Event Reports

Journalism and Human Rights

by Magdalena Vogt

Public Dialogue and Workshop in Kasese

Journalists from Kasese and the surrounding districts met for a public dialogue followed by a three-day workshop to discuss the role of journalists as bearers and promoters of human rights. The lively discussion about the freedom of the press in Uganda between different stakeholders during the dialogue provided a starting point for the subsequent workshop. Journalists participating in the workshopwere trained in reporting about human rights after a theoretical briefing about investigative journalism and the concept of human rights.

Both the public dialogue and the workshop which took place in Kasese in Western Uganda were organised by the Konrad-Adenauer-Stiftung (KAS) in cooperation with Uganda Media Development Foundation (UMDF) and the financial support of the German International Cooperation (GIZ). The dialogue emphasised the local perspective of different stakeholders regarding the freedom of the press in Uganda. Representatives from the media, politics, police, church and civil society actively discussed their different views on local challenges for a free press.

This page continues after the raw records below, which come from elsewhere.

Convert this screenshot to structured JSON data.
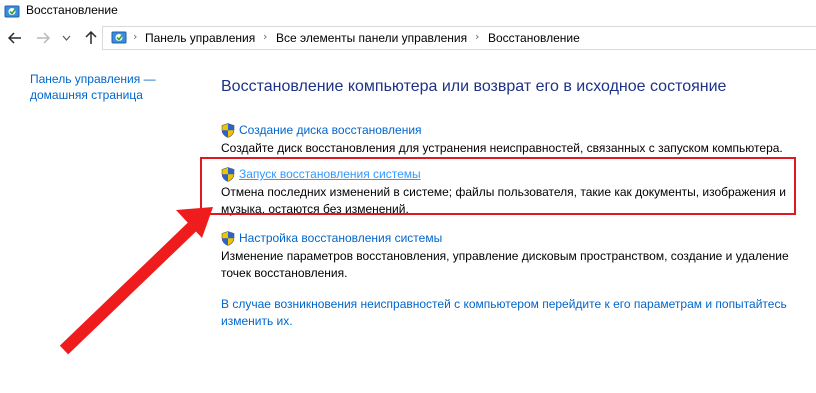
{
  "window": {
    "title": "Восстановление"
  },
  "nav": {
    "breadcrumbs": [
      "Панель управления",
      "Все элементы панели управления",
      "Восстановление"
    ]
  },
  "left_pane": {
    "home_link": "Панель управления — домашняя страница"
  },
  "main": {
    "heading": "Восстановление компьютера или возврат его в исходное состояние",
    "tasks": [
      {
        "link": "Создание диска восстановления",
        "description": "Создайте диск восстановления для устранения неисправностей, связанных с запуском компьютера."
      },
      {
        "link": "Запуск восстановления системы",
        "description": "Отмена последних изменений в системе; файлы пользователя, такие как документы, изображения и музыка, остаются без изменений."
      },
      {
        "link": "Настройка восстановления системы",
        "description": "Изменение параметров восстановления, управление дисковым пространством, создание и удаление точек восстановления."
      }
    ],
    "bottom_link": "В случае возникновения неисправностей с компьютером перейдите к его параметрам и попытайтесь изменить их."
  },
  "colors": {
    "link": "#0066cc",
    "heading": "#1e3287",
    "highlight": "#e0181f",
    "arrow": "#ee1c1c"
  },
  "icons": {
    "title": "control-panel-icon",
    "task": "uac-shield-icon"
  }
}
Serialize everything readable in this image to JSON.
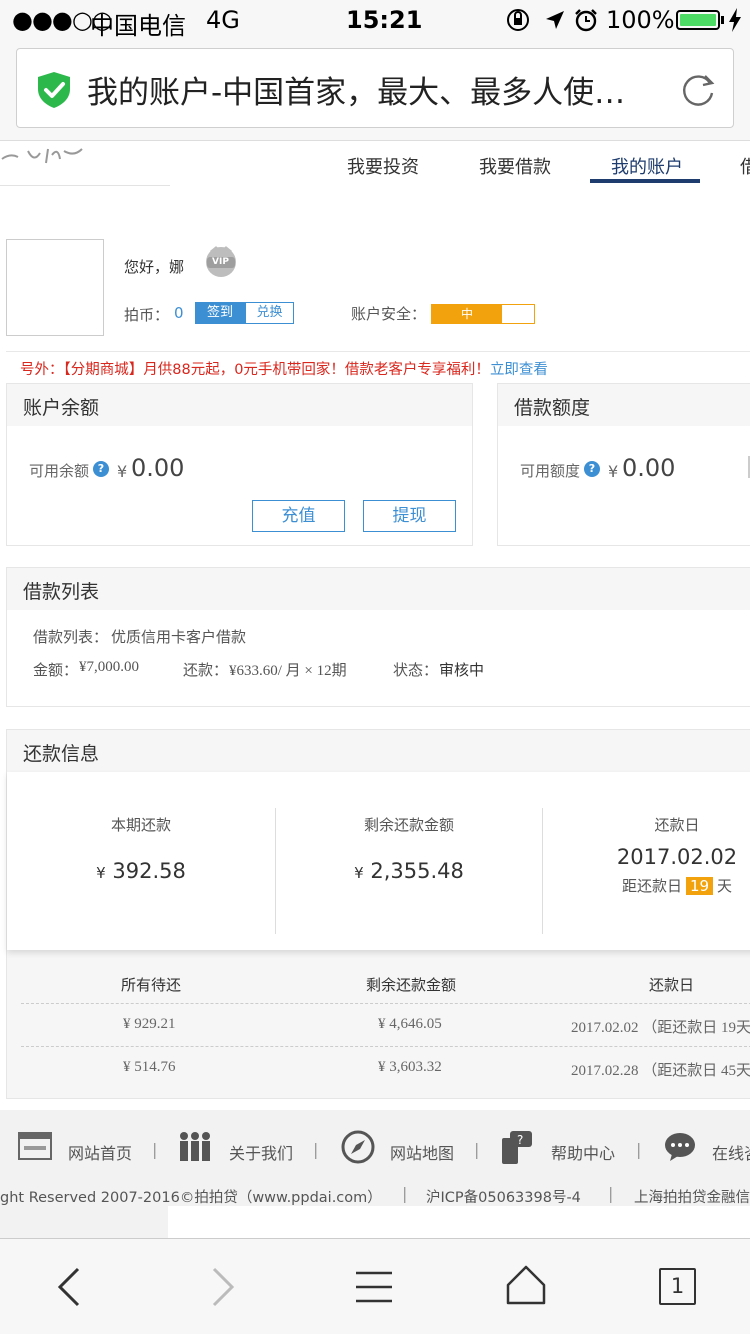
{
  "status_bar": {
    "signal": "●●●○○",
    "carrier": "中国电信",
    "network": "4G",
    "time": "15:21",
    "battery": "100%"
  },
  "browser": {
    "page_title": "我的账户-中国首家，最大、最多人使…",
    "tab_count": "1"
  },
  "site_nav": {
    "items": [
      "我要投资",
      "我要借款",
      "我的账户",
      "借"
    ],
    "active_index": 2
  },
  "profile": {
    "greeting": "您好，",
    "name": "娜",
    "vip_label": "VIP",
    "coin_label": "拍币：",
    "coin_value": "0",
    "sign_button": "签到",
    "exchange_button": "兑换",
    "security_label": "账户安全：",
    "security_level": "中"
  },
  "promo": {
    "prefix": "号外：",
    "text": "【分期商城】月供88元起，0元手机带回家！借款老客户专享福利！",
    "link": "立即查看"
  },
  "balance": {
    "title": "账户余额",
    "label": "可用余额",
    "currency": "¥",
    "amount": "0.00",
    "recharge_button": "充值",
    "withdraw_button": "提现"
  },
  "credit": {
    "title": "借款额度",
    "label": "可用额度",
    "currency": "¥",
    "amount": "0.00"
  },
  "loan_list": {
    "title": "借款列表",
    "list_label": "借款列表：",
    "list_value": "优质信用卡客户借款",
    "amount_label": "金额：",
    "amount_value": "¥7,000.00",
    "repay_label": "还款：",
    "repay_value": "¥633.60/ 月 × 12期",
    "status_label": "状态：",
    "status_value": "审核中"
  },
  "repayment": {
    "title": "还款信息",
    "current_label": "本期还款",
    "current_currency": "¥",
    "current_value": "392.58",
    "remaining_label": "剩余还款金额",
    "remaining_currency": "¥",
    "remaining_value": "2,355.48",
    "due_label": "还款日",
    "due_date": "2017.02.02",
    "due_prefix": "距还款日",
    "due_days": "19",
    "due_suffix": "天"
  },
  "repayment_table": {
    "headers": [
      "所有待还",
      "剩余还款金额",
      "还款日"
    ],
    "rows": [
      [
        "¥ 929.21",
        "¥ 4,646.05",
        "2017.02.02 （距还款日 19天"
      ],
      [
        "¥ 514.76",
        "¥ 3,603.32",
        "2017.02.28 （距还款日 45天"
      ]
    ]
  },
  "footer": {
    "links": [
      "网站首页",
      "关于我们",
      "网站地图",
      "帮助中心",
      "在线咨"
    ],
    "separator": "|",
    "copyright": "ght Reserved 2007-2016©拍拍贷（www.ppdai.com）",
    "icp": "沪ICP备05063398号-4",
    "company": "上海拍拍贷金融信"
  },
  "colors": {
    "link_blue": "#3d8fd4",
    "promo_red": "#d9271e",
    "security_orange": "#f2a20d",
    "nav_active": "#1e3c6e",
    "battery_green": "#4cd964",
    "shield_green": "#2db84c"
  }
}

Arguments were brought in by journalists that the police doesn´t provide the required information and that the Chief Administrative Officer, as the official spokesman of the district, is often not available. In addition they complained about their small payment which sometimes leads to faked stories and unprofessional journalism. Without money the quality of their stories cannot be assured. In response policemen accused journalists for a bad representation of the government and the police in the media. The news coverage would concentrate only on negative aspects and ignore the achievements of the government. Politicians were complaining that the information is not always presented in the way as it was given by authorities and therefore the media ruins their reputation. Especially Hon. Rev. Can. Julius Kithaghenda, the district council chairman of Kasese, appealed for more support of the government. People should ask themselves how they can support the NRM instead of complaining about it. Therefore the journalists shouldn´t report wrong stories and verify their information before they publish them. On the other hand politicians and other interview partners have to provide the right information and in the opinion of the chairman they journalists should be facilitated better in order to get right information.

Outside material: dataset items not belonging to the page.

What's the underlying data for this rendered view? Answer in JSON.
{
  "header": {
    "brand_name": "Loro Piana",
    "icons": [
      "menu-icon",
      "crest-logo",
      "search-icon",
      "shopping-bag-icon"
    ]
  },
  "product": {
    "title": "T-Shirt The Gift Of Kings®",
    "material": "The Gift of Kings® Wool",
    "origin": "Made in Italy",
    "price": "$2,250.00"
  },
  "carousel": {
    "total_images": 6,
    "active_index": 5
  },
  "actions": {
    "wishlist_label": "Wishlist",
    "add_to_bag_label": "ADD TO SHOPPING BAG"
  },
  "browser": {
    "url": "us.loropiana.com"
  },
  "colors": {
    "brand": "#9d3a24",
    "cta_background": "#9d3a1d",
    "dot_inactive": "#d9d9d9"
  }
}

In this context the quality of journalism was highly discussed by the 45 participants. Professionalism, scientific measures and objectivity of journalism were highly demanded. The media was criticised for being uncritical, speculative and one-sided. Bishop Rt. Rev. Jackson Nzerebende Thembo noted that the media was state focused and left out the private sector, especially the church. He himself wouldn’t get interviewed. Furthermore it was criticised that Uganda´s population is not politically conscious and cautious enough. People should make use of their right to information. However, participants agreed on the fact that it is the journalists’ duty to inform the country.

In order to improve the quality in journalism 17 journalists attended the following three-day workshop from 30th of March to 1st of April 2011. Under the topic “Strengthening Journalists as Bearers and Promoters of Human Rights in Uganda” the workshop aimed, amongst others, to apply a human rights based approach in journalism and the related techniques. Starting with a theoretical basis for understanding human rights, an introductory presentation put the issue firstly in an international context by presenting the definition, history, instruments and concept of human rights and secondly in a domestic context by observing human rights under the Ugandan Constitution and analysing Chapter 4. In group work the participants were brainstorming about questions like: how are human rights protected and enforced in Uganda? Or who are the main victims? As protectors the journalists mentioned for example the constitution, political institutions, courts, the police and the media whereas employees, children and disabled were classified as victims.

After the theoretical briefing journalists faced the task to produce persuasive in-depth human rights stories for the print and the broadcast media. For the practical field work the participants set up three groups and went to town in order to record interviews with selected target groups. Despite some technical problems during the recording process all three groups were able to present their recorded story on the next day. With the help of key attributes which should be addressed the stories were analysed and discussed. It was criticised that all three stories lacked a conclusion as well as an intro of the story. Furthermore the particular human rights which were abused in the stories had to be defined and solutions should be presented. Nevertheless the stories reached a high qualitative level which would allow a publication.

During the final discussion the roles of journalists, media houses, civil society and state authorities in regard to the challenges for human rights reporting in Uganda were approached. Thereby the duty of journalists to report about human rights and their role as watchdogs and observers were clearly pointed out. As key results of the workshop the participants should have reached a higher confidence level to report about human rights and should also be more interested in related issues. The training provided a basis for journalists to promote and protect human rights by sensitising the participants on the topic and the required qualitative reporting skills.